Carroll and Stepnowski are presumably just the tip of the iceberg. It seems likely that the majority of NFL players know, or at least suspect, that 9/11 was an inside job. Though this may seem counter-intuitive, since athletes are stereotyped as being stupid and authoritarian, the reality is that NFL players have to be smart and capable of thinking for themselves to rise to the professional level.
The fact that most NFL players are African-American also contributes to the likelihood that many favor 9/11 truth. Polls have shown that roughly one-third of Americans – 36% in a well-known Scripps poll – think it likely that 9/11 was an inside job. In the African-American community, which understands the evil the US government is capable of, the figure is undoubtedly much higher.
By coming out publicly for 9/11 truth, Pete Carroll has joined some of America’s most popular celebrities: Musicians Willie Nelson, Harry Belafonte, Mos Def, Eminem, Jadakiss, Immortal Technique, Henry Rollins, and Richie Havens; actors Peter Coyote, Ed Asner, Charlie Sheen, Martin Sheen, Roseann Barr, Sharon Stone, and Michael Moore; and two of America’s most critically-acclaimed filmmakers, David Lynch and Richard Linklater, all of whom are among the thousands of notables and experts listed at PatriotsQuestion911.com.
Pete Carroll’s reputation as a fearless 9/11 truth-seeker will be the talk of many an American dinner table as Super Bowl XLVII approaches. As the blogosphere drives the topic into public consciousness, the mainstream media will be forced to cover the issue.
Carroll will be too busy preparing for the big game to allow such talks to distract him. But when more than 100 million Americans sit down to watch Coach Carroll’s Seattle Seahawks play the Denver Broncos on Sunday, February 2nd, the 9/11 truth issue will be on many minds.
Rest assured: No marching band will re-enact the controlled demolition of Building 7 during halftime.
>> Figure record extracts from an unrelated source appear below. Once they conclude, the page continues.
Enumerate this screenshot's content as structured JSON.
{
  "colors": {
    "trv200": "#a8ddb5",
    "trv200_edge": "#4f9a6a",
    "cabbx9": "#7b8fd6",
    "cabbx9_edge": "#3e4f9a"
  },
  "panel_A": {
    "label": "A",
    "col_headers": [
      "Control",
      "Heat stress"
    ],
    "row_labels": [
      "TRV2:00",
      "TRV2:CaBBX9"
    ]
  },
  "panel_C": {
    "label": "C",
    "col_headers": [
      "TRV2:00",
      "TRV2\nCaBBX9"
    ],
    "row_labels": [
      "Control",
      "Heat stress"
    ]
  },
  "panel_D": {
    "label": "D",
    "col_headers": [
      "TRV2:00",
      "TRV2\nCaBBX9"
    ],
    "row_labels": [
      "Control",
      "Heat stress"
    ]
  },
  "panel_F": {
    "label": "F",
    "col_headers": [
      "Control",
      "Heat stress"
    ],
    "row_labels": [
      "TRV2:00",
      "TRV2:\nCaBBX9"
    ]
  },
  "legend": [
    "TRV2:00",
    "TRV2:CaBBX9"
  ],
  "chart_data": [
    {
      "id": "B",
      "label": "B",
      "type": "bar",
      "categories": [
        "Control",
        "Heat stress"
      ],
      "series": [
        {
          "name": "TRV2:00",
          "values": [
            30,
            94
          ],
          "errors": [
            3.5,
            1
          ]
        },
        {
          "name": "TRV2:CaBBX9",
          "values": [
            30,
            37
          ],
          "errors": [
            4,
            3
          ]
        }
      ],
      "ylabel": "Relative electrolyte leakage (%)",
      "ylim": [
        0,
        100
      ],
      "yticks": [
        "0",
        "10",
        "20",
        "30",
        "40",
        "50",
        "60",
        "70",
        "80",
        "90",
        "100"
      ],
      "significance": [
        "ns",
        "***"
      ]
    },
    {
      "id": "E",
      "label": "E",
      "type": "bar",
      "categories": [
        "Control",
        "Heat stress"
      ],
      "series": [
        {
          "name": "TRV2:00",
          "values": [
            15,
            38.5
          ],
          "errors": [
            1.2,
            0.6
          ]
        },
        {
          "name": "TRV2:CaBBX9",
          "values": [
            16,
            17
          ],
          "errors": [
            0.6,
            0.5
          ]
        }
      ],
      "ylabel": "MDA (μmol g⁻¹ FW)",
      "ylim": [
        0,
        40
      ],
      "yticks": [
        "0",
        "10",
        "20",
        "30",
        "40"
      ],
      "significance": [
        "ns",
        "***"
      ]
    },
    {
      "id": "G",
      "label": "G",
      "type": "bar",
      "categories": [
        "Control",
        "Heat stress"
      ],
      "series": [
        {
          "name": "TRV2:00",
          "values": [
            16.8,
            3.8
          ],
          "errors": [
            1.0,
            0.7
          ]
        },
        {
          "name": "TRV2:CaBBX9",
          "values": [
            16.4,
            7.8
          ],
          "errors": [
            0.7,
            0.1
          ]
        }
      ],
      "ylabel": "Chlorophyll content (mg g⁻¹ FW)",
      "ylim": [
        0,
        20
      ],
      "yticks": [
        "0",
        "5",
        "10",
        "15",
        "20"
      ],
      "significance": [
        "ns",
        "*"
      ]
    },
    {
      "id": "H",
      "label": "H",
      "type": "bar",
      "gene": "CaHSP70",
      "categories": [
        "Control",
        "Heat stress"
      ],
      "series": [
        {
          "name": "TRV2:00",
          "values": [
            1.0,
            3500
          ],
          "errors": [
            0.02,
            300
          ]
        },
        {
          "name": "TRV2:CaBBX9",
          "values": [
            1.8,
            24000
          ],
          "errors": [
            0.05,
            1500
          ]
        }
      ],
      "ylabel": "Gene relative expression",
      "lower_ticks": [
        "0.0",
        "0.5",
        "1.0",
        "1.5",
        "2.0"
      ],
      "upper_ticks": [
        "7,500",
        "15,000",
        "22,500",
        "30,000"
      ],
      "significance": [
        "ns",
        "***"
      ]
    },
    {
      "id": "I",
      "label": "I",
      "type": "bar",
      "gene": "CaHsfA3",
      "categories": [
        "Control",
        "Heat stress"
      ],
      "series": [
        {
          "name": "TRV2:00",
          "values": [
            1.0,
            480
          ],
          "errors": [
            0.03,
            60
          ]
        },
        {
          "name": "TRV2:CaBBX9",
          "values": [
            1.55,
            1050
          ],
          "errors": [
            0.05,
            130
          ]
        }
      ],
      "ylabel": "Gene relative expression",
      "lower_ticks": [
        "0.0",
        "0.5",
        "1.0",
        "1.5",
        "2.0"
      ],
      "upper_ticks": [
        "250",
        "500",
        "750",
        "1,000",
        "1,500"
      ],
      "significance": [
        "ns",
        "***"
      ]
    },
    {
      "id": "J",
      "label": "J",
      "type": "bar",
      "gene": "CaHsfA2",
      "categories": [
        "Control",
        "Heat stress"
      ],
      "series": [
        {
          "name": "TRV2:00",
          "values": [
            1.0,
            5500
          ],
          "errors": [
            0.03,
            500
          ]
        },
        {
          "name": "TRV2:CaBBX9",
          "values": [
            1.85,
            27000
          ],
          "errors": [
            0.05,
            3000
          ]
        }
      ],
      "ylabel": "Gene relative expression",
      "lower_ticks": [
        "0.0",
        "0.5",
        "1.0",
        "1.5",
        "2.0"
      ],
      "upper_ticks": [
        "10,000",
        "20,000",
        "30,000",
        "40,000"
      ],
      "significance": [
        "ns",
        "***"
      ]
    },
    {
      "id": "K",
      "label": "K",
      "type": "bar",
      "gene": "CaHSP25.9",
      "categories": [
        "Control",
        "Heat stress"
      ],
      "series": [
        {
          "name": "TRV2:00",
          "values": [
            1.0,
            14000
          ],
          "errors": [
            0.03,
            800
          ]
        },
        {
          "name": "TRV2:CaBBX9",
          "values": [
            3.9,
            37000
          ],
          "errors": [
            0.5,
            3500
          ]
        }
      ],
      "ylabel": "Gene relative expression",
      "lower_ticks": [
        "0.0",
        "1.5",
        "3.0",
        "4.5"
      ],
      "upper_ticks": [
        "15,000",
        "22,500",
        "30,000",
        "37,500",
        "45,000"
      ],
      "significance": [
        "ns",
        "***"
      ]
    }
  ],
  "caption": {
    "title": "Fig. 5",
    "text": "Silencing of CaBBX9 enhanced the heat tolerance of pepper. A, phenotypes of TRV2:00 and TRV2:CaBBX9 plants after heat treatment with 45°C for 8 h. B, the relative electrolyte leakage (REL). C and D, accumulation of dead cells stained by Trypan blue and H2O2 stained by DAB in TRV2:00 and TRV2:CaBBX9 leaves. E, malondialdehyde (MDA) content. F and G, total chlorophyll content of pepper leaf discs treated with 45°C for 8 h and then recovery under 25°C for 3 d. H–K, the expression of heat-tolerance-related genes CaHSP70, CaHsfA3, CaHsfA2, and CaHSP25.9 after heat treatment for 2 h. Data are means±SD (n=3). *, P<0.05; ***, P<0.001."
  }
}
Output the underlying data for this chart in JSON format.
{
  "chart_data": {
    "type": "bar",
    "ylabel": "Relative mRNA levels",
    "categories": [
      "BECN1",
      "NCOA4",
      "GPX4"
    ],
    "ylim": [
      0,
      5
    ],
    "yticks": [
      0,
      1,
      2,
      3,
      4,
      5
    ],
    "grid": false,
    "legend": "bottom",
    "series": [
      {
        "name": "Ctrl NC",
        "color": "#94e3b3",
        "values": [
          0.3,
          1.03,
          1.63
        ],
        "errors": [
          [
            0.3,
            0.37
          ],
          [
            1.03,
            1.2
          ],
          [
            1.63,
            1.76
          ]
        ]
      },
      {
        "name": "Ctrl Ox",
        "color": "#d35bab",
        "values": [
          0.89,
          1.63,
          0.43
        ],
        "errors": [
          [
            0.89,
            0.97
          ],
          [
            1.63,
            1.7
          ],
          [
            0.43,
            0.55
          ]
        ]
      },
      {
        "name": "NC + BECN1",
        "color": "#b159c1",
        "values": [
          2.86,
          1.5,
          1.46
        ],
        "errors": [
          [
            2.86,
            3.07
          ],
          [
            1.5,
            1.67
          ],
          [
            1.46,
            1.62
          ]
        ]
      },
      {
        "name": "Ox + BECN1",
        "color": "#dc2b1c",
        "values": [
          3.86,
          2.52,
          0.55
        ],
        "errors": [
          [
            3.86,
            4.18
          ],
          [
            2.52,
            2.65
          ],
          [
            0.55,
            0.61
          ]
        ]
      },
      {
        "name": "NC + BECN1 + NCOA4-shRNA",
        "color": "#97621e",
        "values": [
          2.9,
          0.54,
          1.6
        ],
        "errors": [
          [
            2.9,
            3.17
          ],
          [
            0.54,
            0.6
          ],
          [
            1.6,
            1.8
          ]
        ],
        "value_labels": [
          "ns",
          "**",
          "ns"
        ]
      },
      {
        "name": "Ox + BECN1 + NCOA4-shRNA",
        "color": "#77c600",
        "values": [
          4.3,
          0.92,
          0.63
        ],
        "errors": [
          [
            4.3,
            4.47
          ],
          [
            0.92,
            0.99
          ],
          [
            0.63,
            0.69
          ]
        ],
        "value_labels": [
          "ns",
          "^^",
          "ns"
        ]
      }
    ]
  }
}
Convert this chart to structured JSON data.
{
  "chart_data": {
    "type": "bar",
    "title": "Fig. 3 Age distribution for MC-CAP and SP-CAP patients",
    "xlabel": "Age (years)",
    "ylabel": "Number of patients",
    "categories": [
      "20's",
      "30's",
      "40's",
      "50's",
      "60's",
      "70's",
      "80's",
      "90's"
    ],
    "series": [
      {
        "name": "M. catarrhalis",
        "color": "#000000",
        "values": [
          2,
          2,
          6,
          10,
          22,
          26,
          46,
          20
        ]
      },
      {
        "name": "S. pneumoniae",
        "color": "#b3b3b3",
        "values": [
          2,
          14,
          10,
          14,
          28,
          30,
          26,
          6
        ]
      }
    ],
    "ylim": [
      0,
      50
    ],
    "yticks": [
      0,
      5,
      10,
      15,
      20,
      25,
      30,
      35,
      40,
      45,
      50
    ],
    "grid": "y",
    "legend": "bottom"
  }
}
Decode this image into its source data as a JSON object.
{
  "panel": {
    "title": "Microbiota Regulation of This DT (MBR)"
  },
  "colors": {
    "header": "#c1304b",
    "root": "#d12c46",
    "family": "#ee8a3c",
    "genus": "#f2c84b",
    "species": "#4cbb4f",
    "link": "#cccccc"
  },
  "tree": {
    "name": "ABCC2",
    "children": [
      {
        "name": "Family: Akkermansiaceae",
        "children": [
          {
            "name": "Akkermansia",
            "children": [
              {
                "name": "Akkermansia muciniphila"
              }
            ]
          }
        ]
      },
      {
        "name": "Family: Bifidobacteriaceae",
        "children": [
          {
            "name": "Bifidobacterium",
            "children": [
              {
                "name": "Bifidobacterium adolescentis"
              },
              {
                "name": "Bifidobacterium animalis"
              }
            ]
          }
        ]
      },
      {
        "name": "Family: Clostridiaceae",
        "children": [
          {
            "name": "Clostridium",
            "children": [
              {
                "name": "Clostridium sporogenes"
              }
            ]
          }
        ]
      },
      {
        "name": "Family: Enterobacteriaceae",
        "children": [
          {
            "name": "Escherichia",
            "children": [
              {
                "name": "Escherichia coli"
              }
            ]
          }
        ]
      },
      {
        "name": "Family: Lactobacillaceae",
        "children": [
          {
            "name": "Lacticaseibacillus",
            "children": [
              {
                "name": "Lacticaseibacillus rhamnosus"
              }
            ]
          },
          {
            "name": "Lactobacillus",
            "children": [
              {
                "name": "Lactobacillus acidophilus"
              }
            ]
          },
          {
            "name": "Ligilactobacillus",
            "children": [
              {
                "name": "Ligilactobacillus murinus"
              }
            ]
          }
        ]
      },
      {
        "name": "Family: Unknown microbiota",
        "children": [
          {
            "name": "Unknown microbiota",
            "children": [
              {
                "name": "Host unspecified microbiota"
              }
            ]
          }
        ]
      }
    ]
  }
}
Nor will Mos Def, Eminem, Immortal Technique and Jadakiss rap “Bush knocked down the Towers” – though such a halftime show be even more scandalously memorable than the inadequacies of Janet Jackson’s wardrobe. And if Seattle wins, don’t expect Coach Carroll to scream out on live on Fox TV: “This one’s for the truthers!”
Super Bowl XLVII will not offer a final, decisive victory for 9/11 truth. But thanks to the courage of Seattle coach Pete Carroll, it will help push this critically-important issue into the national limelight. If, some day in the not-so-distant future, the historical record is officially corrected, national policy adjusted, and a modicum of justice achieved, one of the people we will have to thank will be an unusually gutsy professional football coach named Pete Carroll.